I encourage lifelong learning despite the high price tag, and have found many ways to get around paying full price. Below is a list of several resources so that you can find a way to continually increase your knowledge without paying a small fortune.
1. Adult Community Classes
Many community colleges offer continuing education classes at nights and on the weekends, and we are not just talking about biology and algebra. If you are looking for a class in cooking, instead of searching the internet and finding overpriced, stuffy classes with Grade A chefs, look to your local community college. I was able to snag an 8-week course in cooking which included all of the ingredients and a free meal each night for $100. What a steal! You can also find classes on knitting, cooking, languages, or really anything else you are interested in.
When I was thinking about pursuing a graduate degree in psychology, I went to my local community college and signed up for a beginner’s course to test the waters and see if it was something I really wanted to do. Total cost was $250 (and that included the registration fee to become a student at the college). Not only did I get access to a great class, but as a student, I had access to their library, gym/pool and all other amenities on campus. That is less than what I would pay for a gym membership!

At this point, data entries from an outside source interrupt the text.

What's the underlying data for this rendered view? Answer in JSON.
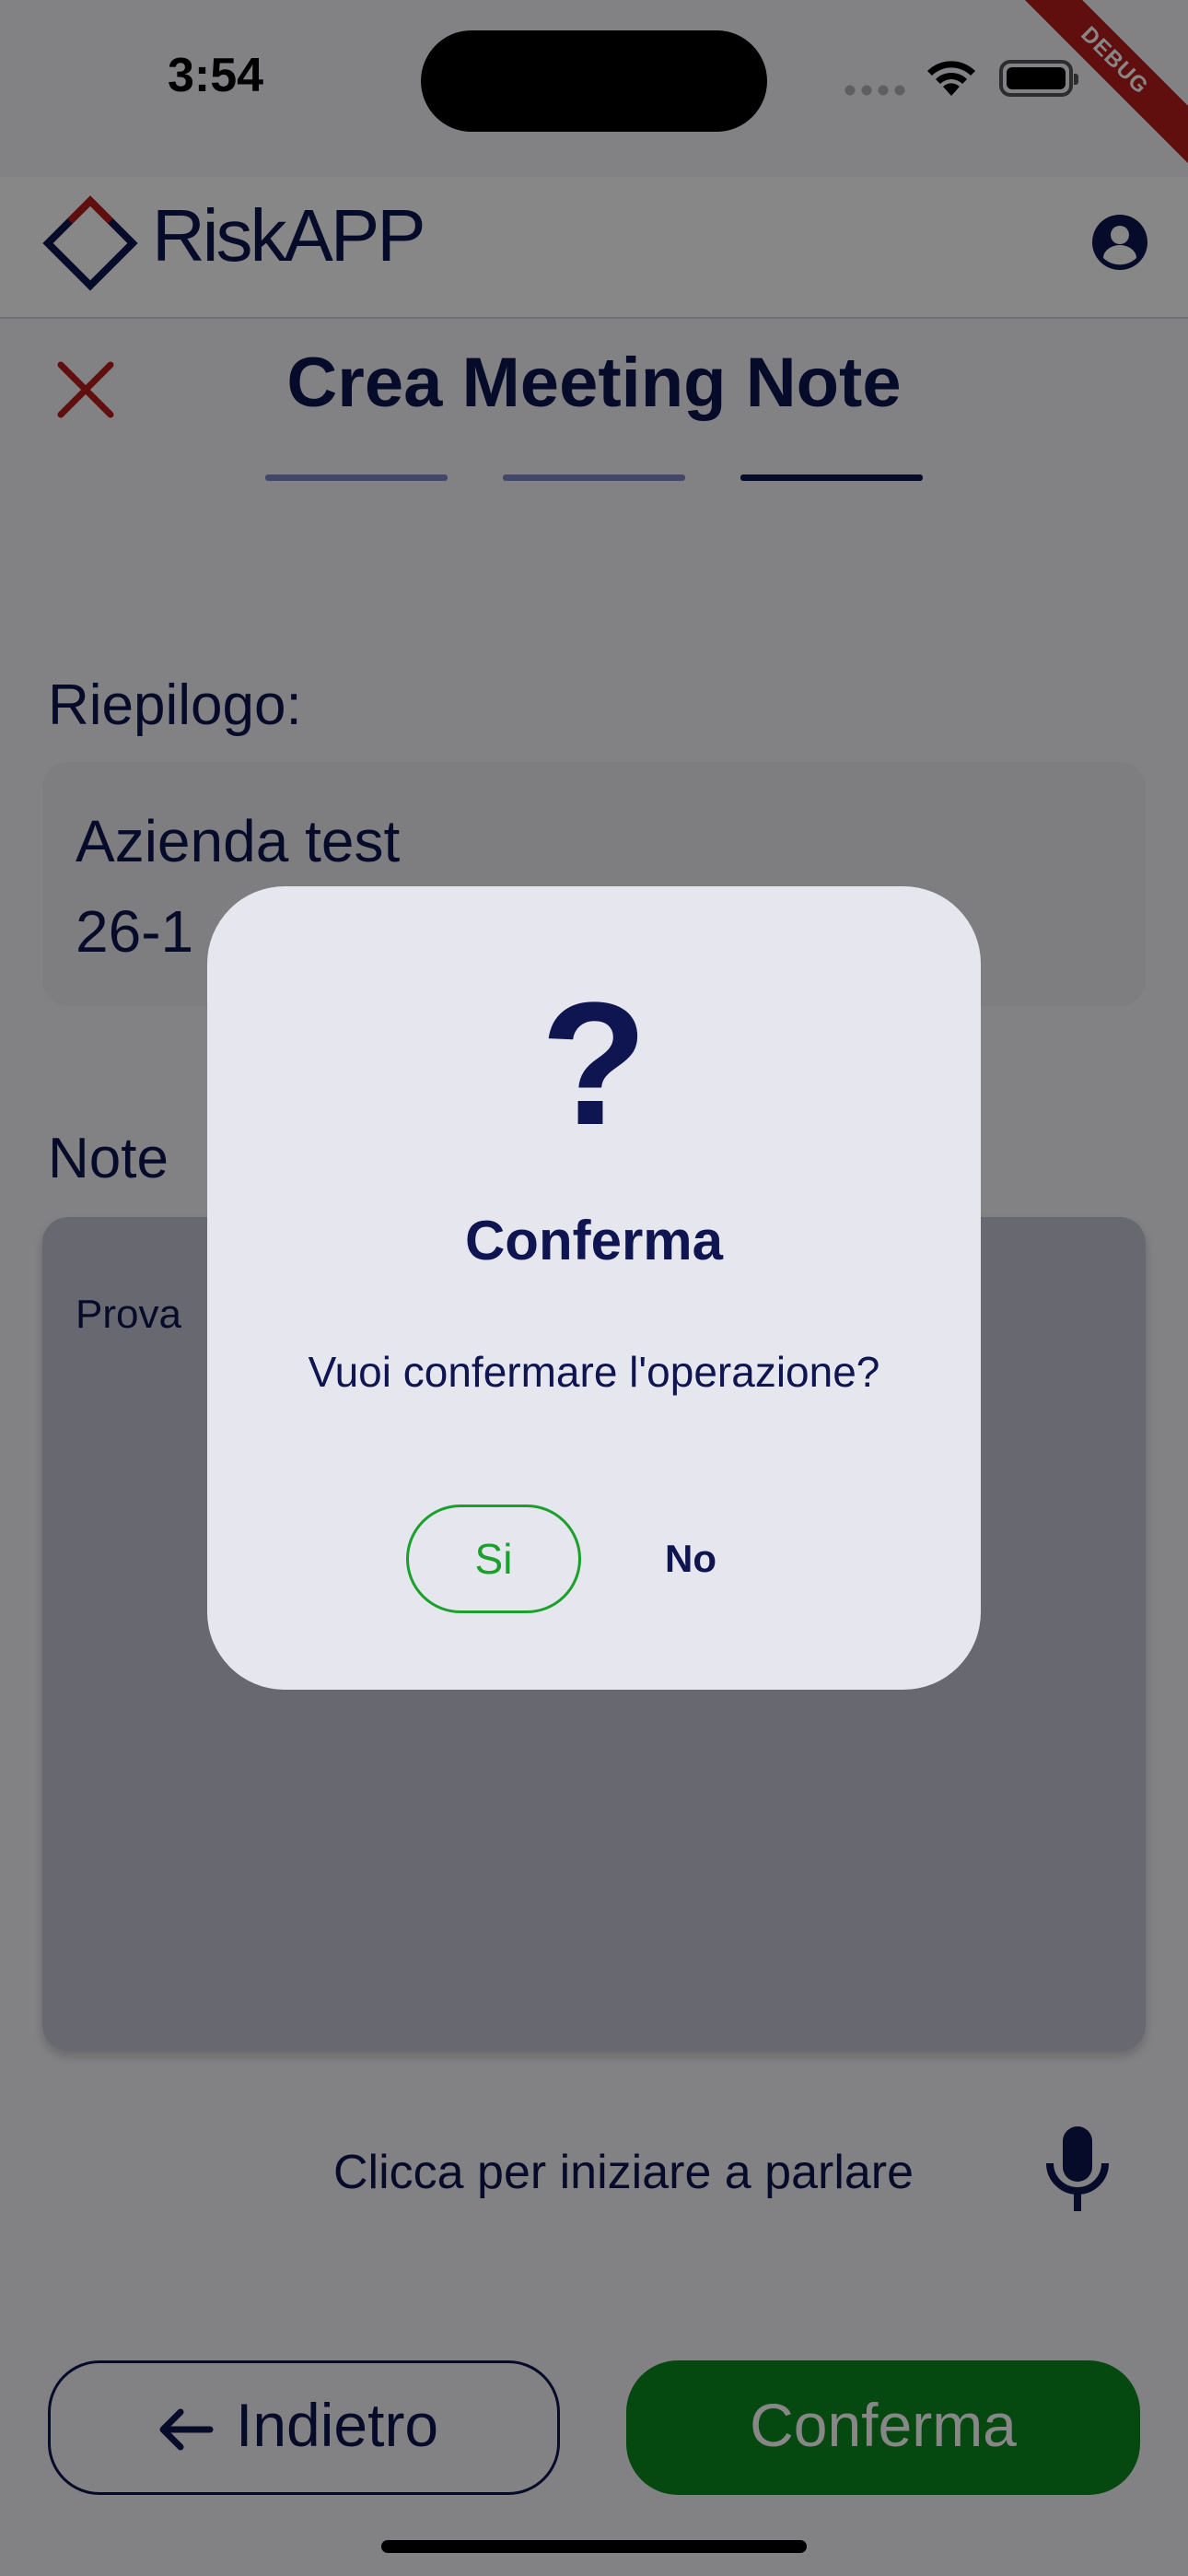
{
  "status_bar": {
    "time": "3:54",
    "debug_label": "DEBUG"
  },
  "app_bar": {
    "brand": "RiskAPP"
  },
  "header": {
    "title": "Crea Meeting Note",
    "steps_total": 3,
    "current_step": 3
  },
  "summary": {
    "label": "Riepilogo:",
    "company": "Azienda test",
    "date_partial": "26-1"
  },
  "notes": {
    "label": "Note",
    "value": "Prova"
  },
  "speech": {
    "hint": "Clicca per iniziare a parlare"
  },
  "footer": {
    "back_label": "Indietro",
    "confirm_label": "Conferma"
  },
  "dialog": {
    "icon": "question-mark",
    "icon_glyph": "?",
    "title": "Conferma",
    "message": "Vuoi confermare l'operazione?",
    "yes_label": "Si",
    "no_label": "No"
  },
  "colors": {
    "primary": "#0f1550",
    "success": "#1aa02b",
    "confirm_button": "#0c8a1f",
    "danger": "#b71c1c"
  }
}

In addition, the new student loan forgiveness program also allocates a large chunk of money to help community colleges, which will in turn help students save money.
2. Give Your Time in Exchange for Knowledge
If you are able to donate some of your time, then you can be trained in a variety of fields. AARP has a program that does free tax returns for low-income citizens. If you want to volunteer your time, then you will be trained in basic tax and accounting. Volunteer at a local farm or farmer’s market, and you can walk away with gardening skills and cooking tips. Volunteer at the zoo and learn about an array of animals. If you’ve got the time, the sky is the limit.

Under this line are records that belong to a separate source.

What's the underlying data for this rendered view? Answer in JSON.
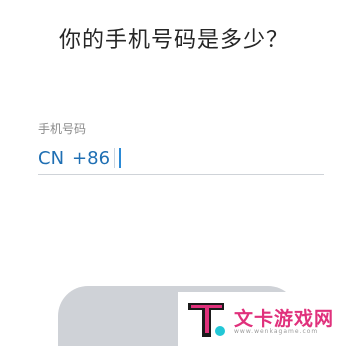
{
  "header": {
    "title": "你的手机号码是多少？"
  },
  "phone_field": {
    "label": "手机号码",
    "country_code": "CN",
    "dial_code": "+86",
    "value": ""
  },
  "next_button": {
    "label": ""
  },
  "watermark": {
    "brand": "文卡游戏网",
    "url": "www.wenkagame.com"
  }
}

3. No Loan Colleges and Free Tuition for Low Income Students
Many colleges out there offer No Loan programs, meaning that they eliminate loans from financial aid packages for low income students. Some of these colleges include Princeton, Rice University, UNC Chapel Hill, University of Virginia, and the University of Pennsylvania. Check out this resource for more information (scroll down for a chart of many different colleges that have reduced tuition offerings).
And income does not have to be all that low to get free tuition; Harvard gives out free tuition to students whose parents make below $60,000.
4. Download Free Classes from Top Universities
Universities such as MIT, Stanford, and Yale are making class lectures and notes publicly accessible. You can take a course in literature on your laptop, or download a biology lecture onto your iPod. Taking a trip to France? Why not take a free course in the French language before you go. The sky is the limit here, and you now have access to information others are paying a boatload to get.
5. Leisure Learning Classes
Check out your community centers and do a google search for leisure learning or adult learning classes. Most cities and towns offer adult classes at very good prices in an array of fields. In Houston, we have the Leisure Learning company, which has hundreds of new classes twice a year in subjects as varied as beer making, Microsoft Access, and horseback riding. These courses are taught by experts, professionals, or perhaps your neighbor who learned a great skill and wants to earn some extra money on the side.
6. Look to Businesses
Many companies and retailers offer free classes to draw in potential customers. You can take a cooking class at a grocery store or farmer’s market, brush up on some computer skills by a major firm looking to launch a new product or take a free wine tasting class at a local winery.
7. Tuition Assistance through Your Job
I was surprised to learn—after being at my job for over a year—that one of my benefits is up to $1,000 in free courses at an approved University. The course needs to be in my field (environmental), and I have to cover tuition up front until I can prove a passing grade at the end. But what a great resource! Check out your own benefits package to see if a similar deal is being offered. If you are up for a raise but your company cannot give you one due to economic hardship, suggest that instead they offer to reimburse the cost of one or two classes you are dying to take—make sure to include how your new knowledge will help the company in your proposal.
What educational resources have you found that were great deals? I’d love to hear about them!